DoD Sets Contractor Standards

DoD Sets Contractor Standards

letters@govexec.com

The Defense Department is standardizing the way it rates contractors on their performance, under a new policy issued by the Pentagon's top acquisition official.

A Nov. 20 policy memorandum issued by Jacques Gansler, the new under secretary of Defense for acquisition and technology, established a five-level past performance rating system for almost all categories and sectors of contracts. Ratings range from unsatisfactory to exceptional.

Past performance ratings in the government have long been criticized as inconsistent, subjective and poorly organized. In the Defense Department, for example, each service and agency--and even subdivisions of the services and agencies--had their own rating system.

The new DoD policy, which takes effect Feb. 1, represents the first large-scale attempt at standardizing the collection of past performance information. However, the ways the information is used will still vary from contract to contract, DoD acquisition officials said.

The new policy lays out categories on which all contractors in various sectors must be rated. For example, services and information technology contracts will be rated on overall quality of product or service, adherence to schedules, business relations, key personnel management and cost control (except for fixed-price contracts). The policy sets thresholds over which contracts must be evaluated using the new standards: $5 million for systems and operations support and $1 million for services and information technology.

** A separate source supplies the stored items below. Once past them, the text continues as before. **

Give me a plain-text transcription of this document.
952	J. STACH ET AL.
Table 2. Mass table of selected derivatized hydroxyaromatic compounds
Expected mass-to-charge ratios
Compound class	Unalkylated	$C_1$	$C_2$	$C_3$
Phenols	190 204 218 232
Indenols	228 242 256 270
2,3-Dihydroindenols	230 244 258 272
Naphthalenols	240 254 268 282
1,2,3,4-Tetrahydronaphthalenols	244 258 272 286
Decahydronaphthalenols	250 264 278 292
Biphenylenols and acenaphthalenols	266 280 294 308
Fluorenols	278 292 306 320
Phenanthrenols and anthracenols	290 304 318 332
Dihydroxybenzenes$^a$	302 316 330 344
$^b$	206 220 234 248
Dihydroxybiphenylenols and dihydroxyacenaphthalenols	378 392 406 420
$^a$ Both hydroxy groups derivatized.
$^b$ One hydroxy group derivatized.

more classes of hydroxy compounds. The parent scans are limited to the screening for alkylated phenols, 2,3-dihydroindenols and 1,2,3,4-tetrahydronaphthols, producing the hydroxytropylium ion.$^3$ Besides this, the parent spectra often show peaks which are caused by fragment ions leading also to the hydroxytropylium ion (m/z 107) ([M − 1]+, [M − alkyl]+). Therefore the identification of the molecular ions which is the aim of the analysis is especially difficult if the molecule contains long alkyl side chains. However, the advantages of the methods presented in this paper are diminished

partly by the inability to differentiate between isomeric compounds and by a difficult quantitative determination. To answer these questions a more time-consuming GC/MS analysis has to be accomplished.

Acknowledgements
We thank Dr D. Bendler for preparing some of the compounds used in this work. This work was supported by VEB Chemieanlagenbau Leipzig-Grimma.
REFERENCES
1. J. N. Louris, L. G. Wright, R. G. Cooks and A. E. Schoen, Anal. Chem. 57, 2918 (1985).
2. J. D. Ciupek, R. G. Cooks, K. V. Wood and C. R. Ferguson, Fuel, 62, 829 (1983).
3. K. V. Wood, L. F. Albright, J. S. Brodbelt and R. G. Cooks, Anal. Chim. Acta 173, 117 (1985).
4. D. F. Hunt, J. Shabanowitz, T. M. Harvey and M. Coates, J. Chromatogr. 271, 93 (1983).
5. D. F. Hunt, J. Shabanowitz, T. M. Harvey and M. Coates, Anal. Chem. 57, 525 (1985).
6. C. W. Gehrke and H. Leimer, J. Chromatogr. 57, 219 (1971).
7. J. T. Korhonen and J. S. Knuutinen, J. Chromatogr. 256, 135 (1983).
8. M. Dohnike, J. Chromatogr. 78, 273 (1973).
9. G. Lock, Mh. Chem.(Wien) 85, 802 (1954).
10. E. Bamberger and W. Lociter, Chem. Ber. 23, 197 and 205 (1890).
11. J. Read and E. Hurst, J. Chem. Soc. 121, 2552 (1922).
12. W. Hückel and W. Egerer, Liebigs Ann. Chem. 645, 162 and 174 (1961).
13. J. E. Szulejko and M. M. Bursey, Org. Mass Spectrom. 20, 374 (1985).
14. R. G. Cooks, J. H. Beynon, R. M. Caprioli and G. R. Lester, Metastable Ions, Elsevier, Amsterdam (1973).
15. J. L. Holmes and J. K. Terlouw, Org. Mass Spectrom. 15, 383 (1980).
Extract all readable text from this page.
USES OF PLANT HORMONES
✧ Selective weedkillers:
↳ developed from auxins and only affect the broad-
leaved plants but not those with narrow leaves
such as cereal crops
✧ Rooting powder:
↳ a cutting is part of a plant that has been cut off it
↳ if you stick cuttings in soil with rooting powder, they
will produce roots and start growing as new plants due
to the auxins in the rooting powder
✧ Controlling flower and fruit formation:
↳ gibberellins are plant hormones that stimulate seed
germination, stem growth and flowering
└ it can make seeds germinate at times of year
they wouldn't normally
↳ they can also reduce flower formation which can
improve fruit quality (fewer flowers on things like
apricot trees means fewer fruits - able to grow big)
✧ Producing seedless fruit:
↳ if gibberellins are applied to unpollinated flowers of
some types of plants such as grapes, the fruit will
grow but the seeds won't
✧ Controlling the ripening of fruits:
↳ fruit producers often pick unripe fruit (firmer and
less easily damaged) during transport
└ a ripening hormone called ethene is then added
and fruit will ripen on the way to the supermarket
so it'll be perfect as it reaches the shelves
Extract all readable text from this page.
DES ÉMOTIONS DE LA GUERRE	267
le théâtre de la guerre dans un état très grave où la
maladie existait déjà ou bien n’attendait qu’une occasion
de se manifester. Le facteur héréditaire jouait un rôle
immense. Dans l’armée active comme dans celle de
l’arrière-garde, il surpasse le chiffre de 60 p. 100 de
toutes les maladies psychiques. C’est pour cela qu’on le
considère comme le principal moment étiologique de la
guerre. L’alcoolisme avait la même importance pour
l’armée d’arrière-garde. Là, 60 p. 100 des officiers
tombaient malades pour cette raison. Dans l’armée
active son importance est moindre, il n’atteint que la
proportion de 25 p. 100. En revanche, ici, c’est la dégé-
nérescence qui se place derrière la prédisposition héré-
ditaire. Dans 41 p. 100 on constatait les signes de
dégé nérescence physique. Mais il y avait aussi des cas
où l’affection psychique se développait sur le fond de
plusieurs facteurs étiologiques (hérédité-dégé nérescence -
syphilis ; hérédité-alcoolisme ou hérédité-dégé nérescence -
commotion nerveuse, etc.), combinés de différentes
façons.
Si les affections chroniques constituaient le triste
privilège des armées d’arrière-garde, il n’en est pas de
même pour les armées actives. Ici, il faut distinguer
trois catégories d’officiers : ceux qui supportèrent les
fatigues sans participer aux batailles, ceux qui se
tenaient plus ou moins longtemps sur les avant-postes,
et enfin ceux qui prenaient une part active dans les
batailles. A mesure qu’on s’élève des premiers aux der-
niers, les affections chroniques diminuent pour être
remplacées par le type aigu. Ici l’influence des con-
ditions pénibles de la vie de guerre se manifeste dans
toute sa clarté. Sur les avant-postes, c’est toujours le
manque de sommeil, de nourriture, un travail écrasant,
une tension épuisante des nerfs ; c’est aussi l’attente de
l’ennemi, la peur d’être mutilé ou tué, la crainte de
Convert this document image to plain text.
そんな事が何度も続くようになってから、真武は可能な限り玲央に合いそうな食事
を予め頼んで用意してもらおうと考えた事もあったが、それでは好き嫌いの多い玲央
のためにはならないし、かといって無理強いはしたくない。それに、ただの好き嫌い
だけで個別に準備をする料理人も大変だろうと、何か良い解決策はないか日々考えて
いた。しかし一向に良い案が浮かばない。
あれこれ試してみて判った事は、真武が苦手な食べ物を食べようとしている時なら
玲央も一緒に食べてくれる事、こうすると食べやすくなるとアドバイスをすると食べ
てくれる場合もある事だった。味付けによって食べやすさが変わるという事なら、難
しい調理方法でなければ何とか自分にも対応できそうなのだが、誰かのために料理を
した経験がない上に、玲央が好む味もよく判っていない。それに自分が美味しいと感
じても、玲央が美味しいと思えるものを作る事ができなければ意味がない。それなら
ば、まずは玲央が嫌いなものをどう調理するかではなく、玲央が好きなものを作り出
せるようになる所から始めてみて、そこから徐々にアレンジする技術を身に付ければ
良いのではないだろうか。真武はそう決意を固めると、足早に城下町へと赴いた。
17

DoD is also working on automating the collection process so that people throughout the department and around the world can have ready access to past performance data. Standardizing the information is the first step toward automation, but numerous hurdles still must be jumped, not the least of which is industry's wariness over having sensitive company data zipping around the Internet. A DoD working group is expected to devise a plan for an automated past performance system by March 30.

Critics have questioned whether collecting past performance data is worth the effort. But officials say it not only helps managers make smart contracting decisions in the future, it improves contractors' performance on current projects.

"If we do it right we'll get contractors to perform above satisfactory," says David Drabkin, assistant deputy undersecretary of Defense for acquisition process and policies. "They'll improve their performance today."

Under the new policy, contractors will still have the opportunity, guaranteed by Federal Acquisition Regulation Parts 15 and 42, to comment on past performance ratings and evaluations. Contractors' rights are not affected by the new policy.

The new policy also applies to other government agencies who are under contract with the department. That means entrepreneurial agencies will be judged by the same criteria as private companies in public-private competitions for contracts.

DoD officials say they worked with the Office of Federal Procurement Policy, which oversees all agencies' acquisition policies, on the new system. OFPP has shied away from creating a mandatory governmentwide policy on past performance, though several agencies have taken an interest in DoD's efforts.

Drabkin cautioned that past performance is only one of many acquisition reforms aimed at helping the government get the best value on contracts.

"Past performance is only one of a series of tools we're trying to make available to our front-line acquisition professionals," Drabkin says. "It has to be taken in the context of a much larger set of tools."